William Wyler, encore à ses débuts, vient alors de réaliser The Good Fairy (1935), avec Margaret Sullavan, où déjà, mais dans un registre comique, la réalisation s’efforce de mettre en relief l’âme des personnages. C’est encore le cas dans These Three, où la mise en scène rassurante d’un apparent bien-être ne fait que mieux ressortir, par contraste, les émotions violentes que subissent les personnages par la suite. 

L’alchimie à l’écran entre Merle, Miriam et Joel McCrea est évidente. Et en particulier, Merle et Miriam sont parfaites pour rendre compte de l’amitié profonde de ces deux jeunes femmes. Leur jeu est un ballet fait de regards, de sourires et surtout de gestes – le simple toucher de doigts révèle une émotion. Le film bénéficie grandement d'avoir deux interprètes féminines à ce niveau d'expressivité et de sensibilité.

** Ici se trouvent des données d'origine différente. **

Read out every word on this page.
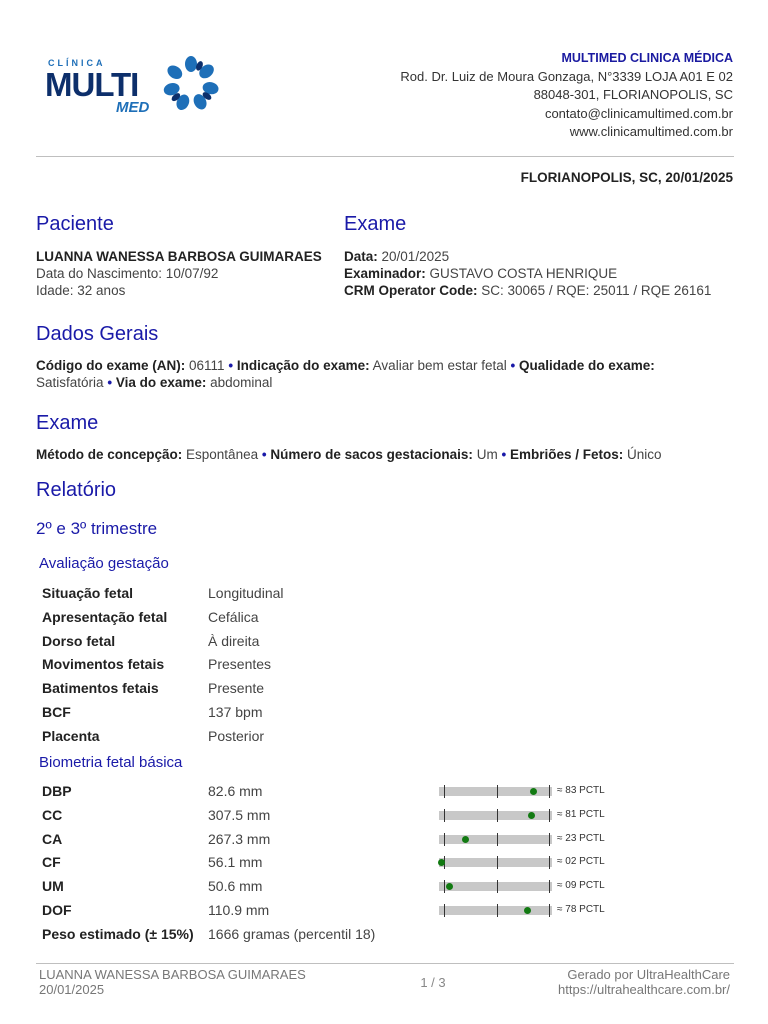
CLÍNICA
MULTI
MED
MULTIMED CLINICA MÉDICA
Rod. Dr. Luiz de Moura Gonzaga, N°3339 LOJA A01 E 02
88048-301, FLORIANOPOLIS, SC
contato@clinicamultimed.com.br
www.clinicamultimed.com.br
FLORIANOPOLIS, SC, 20/01/2025
Paciente
LUANNA WANESSA BARBOSA GUIMARAES
Data do Nascimento: 10/07/92
Idade: 32 anos
Exame
Data: 20/01/2025
Examinador: GUSTAVO COSTA HENRIQUE
CRM Operator Code: SC: 30065 / RQE: 25011 / RQE 26161
Dados Gerais
Código do exame (AN): 06111 • Indicação do exame: Avaliar bem estar fetal • Qualidade do exame:
Satisfatória • Via do exame: abdominal
Exame
Método de concepção: Espontânea • Número de sacos gestacionais: Um • Embriões / Fetos: Único
Relatório
2º e 3º trimestre
Avaliação gestação
Situação fetal	Longitudinal
Apresentação fetal	Cefálica
Dorso fetal	À direita
Movimentos fetais	Presentes
Batimentos fetais	Presente
BCF	137 bpm
Placenta	Posterior
Biometria fetal básica
DBP	82.6 mm	≈ 83 PCTL
CC	307.5 mm	≈ 81 PCTL
CA	267.3 mm	≈ 23 PCTL
CF	56.1 mm	≈ 02 PCTL
UM	50.6 mm	≈ 09 PCTL
DOF	110.9 mm	≈ 78 PCTL
Peso estimado (± 15%)	1666 gramas (percentil 18)
LUANNA WANESSA BARBOSA GUIMARAES
20/01/2025	1 / 3
Gerado por UltraHealthCare
https://ultrahealthcare.com.br/
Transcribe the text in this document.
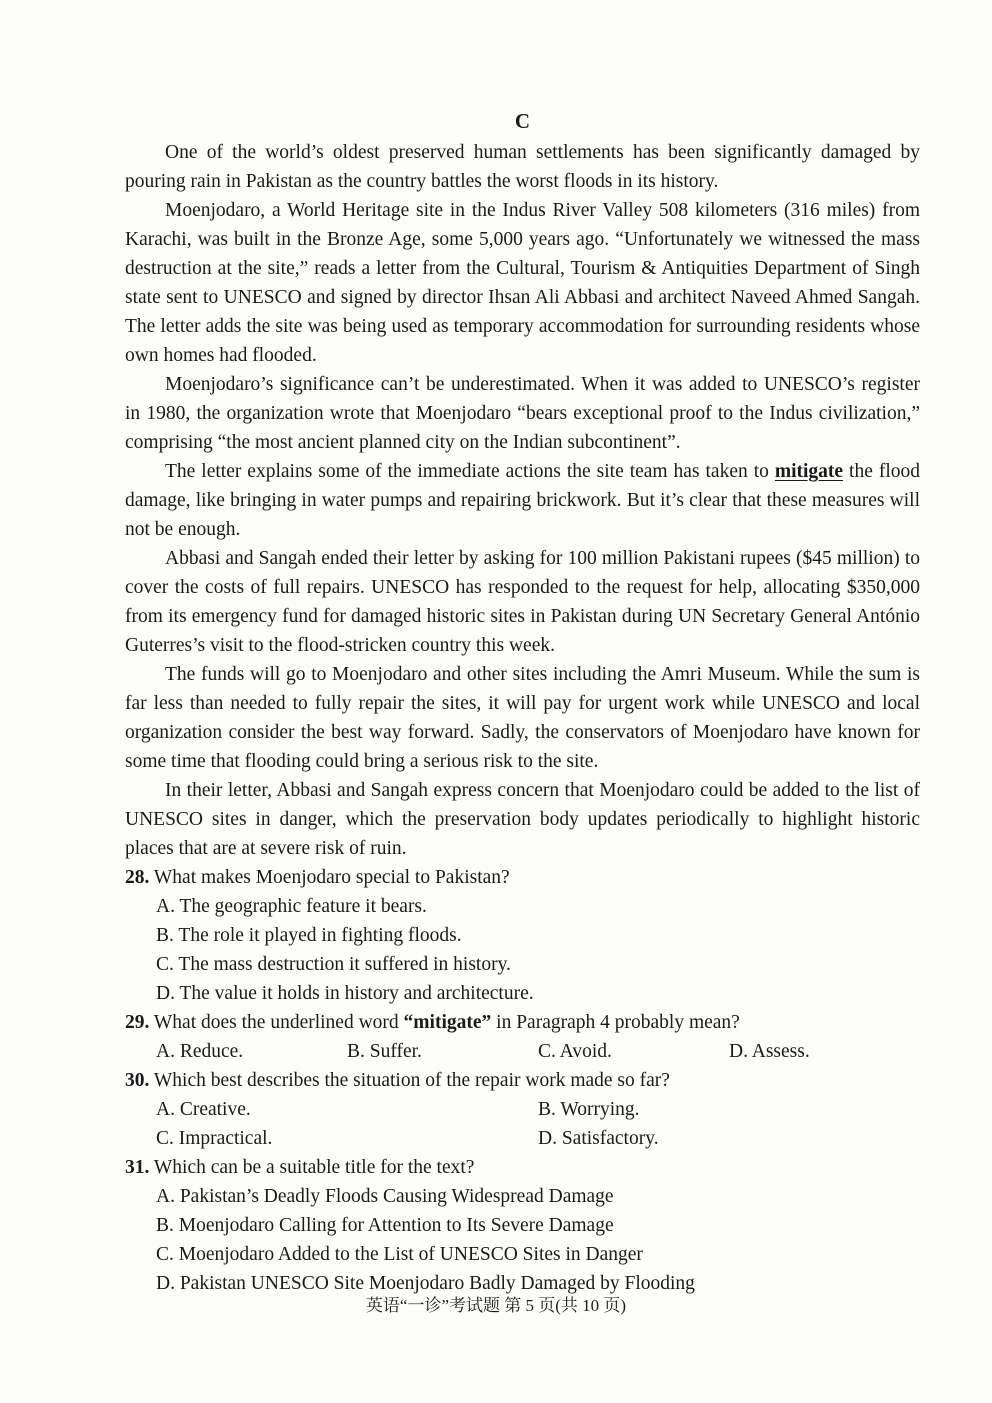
C

One of the world’s oldest preserved human settlements has been significantly damaged by pouring rain in Pakistan as the country battles the worst floods in its history.

Moenjodaro, a World Heritage site in the Indus River Valley 508 kilometers (316 miles) from Karachi, was built in the Bronze Age, some 5,000 years ago. “Unfortunately we witnessed the mass destruction at the site,” reads a letter from the Cultural, Tourism & Antiquities Department of Singh state sent to UNESCO and signed by director Ihsan Ali Abbasi and architect Naveed Ahmed Sangah. The letter adds the site was being used as temporary accommodation for surrounding residents whose own homes had flooded.

Moenjodaro’s significance can’t be underestimated. When it was added to UNESCO’s register in 1980, the organization wrote that Moenjodaro “bears exceptional proof to the Indus civilization,” comprising “the most ancient planned city on the Indian subcontinent”.

The letter explains some of the immediate actions the site team has taken to mitigate the flood damage, like bringing in water pumps and repairing brickwork. But it’s clear that these measures will not be enough.

Abbasi and Sangah ended their letter by asking for 100 million Pakistani rupees ($45 million) to cover the costs of full repairs. UNESCO has responded to the request for help, allocating $350,000 from its emergency fund for damaged historic sites in Pakistan during UN Secretary General António Guterres’s visit to the flood-stricken country this week.

The funds will go to Moenjodaro and other sites including the Amri Museum. While the sum is far less than needed to fully repair the sites, it will pay for urgent work while UNESCO and local organization consider the best way forward. Sadly, the conservators of Moenjodaro have known for some time that flooding could bring a serious risk to the site.

In their letter, Abbasi and Sangah express concern that Moenjodaro could be added to the list of UNESCO sites in danger, which the preservation body updates periodically to highlight historic places that are at severe risk of ruin.

28. What makes Moenjodaro special to Pakistan?

A. The geographic feature it bears.
B. The role it played in fighting floods.
C. The mass destruction it suffered in history.
D. The value it holds in history and architecture.

29. What does the underlined word “mitigate” in Paragraph 4 probably mean?

A. Reduce.	B. Suffer.	C. Avoid.	D. Assess.

30. Which best describes the situation of the repair work made so far?

A. Creative.	B. Worrying.
C. Impractical.	D. Satisfactory.

31. Which can be a suitable title for the text?

A. Pakistan’s Deadly Floods Causing Widespread Damage
B. Moenjodaro Calling for Attention to Its Severe Damage
C. Moenjodaro Added to the List of UNESCO Sites in Danger
D. Pakistan UNESCO Site Moenjodaro Badly Damaged by Flooding
英语“一诊”考试题 第 5 页(共 10 页)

Wuthering Heights, la fougue des maudits


VF : Les Hauts de Hurlevent. Un film de William Wyler (1939), avec Merle Oberon, Laurence Olivier, David Niven et Geraldine Fitzgerald.

L’histoire : Elevé par le maître du manoir des Hauts de Hurlevent, Heathcliff, un enfant des rues, subit la haine du fils de son sauveur, Hindley, tout en nouant des liens profonds avec sa fille, Cathy. Après s’être longtemps absenté, Heathcliff retrouve une Cathy tiraillée entre des désirs contraires.

Je vous renvoie ici à cet article bien plus détaillé sur le film. Encore un Wyler, et des meilleurs, qui plus est concocté autour d’une histoire adaptée d’un des fleurons de la littérature anglaise. Outre la réalisation, géniale par son style visuellement « romantique », voire gothique (merci Gregg Toland), la cerise sur le pudding est notre Merle : dans une forme oscarienne, elle pulvérise l’écran d’un charisme ténébreux, joute allègrement avec Laurence Olivier et compose un personnage comme rarement elle l’a fait. Sa Cathy est si agaçante et si attachante à la fois qu’on ne peut l’oublier. Si ça ne tenait qu’à moi, 1939 aurait vu une petite statuette changer de mains.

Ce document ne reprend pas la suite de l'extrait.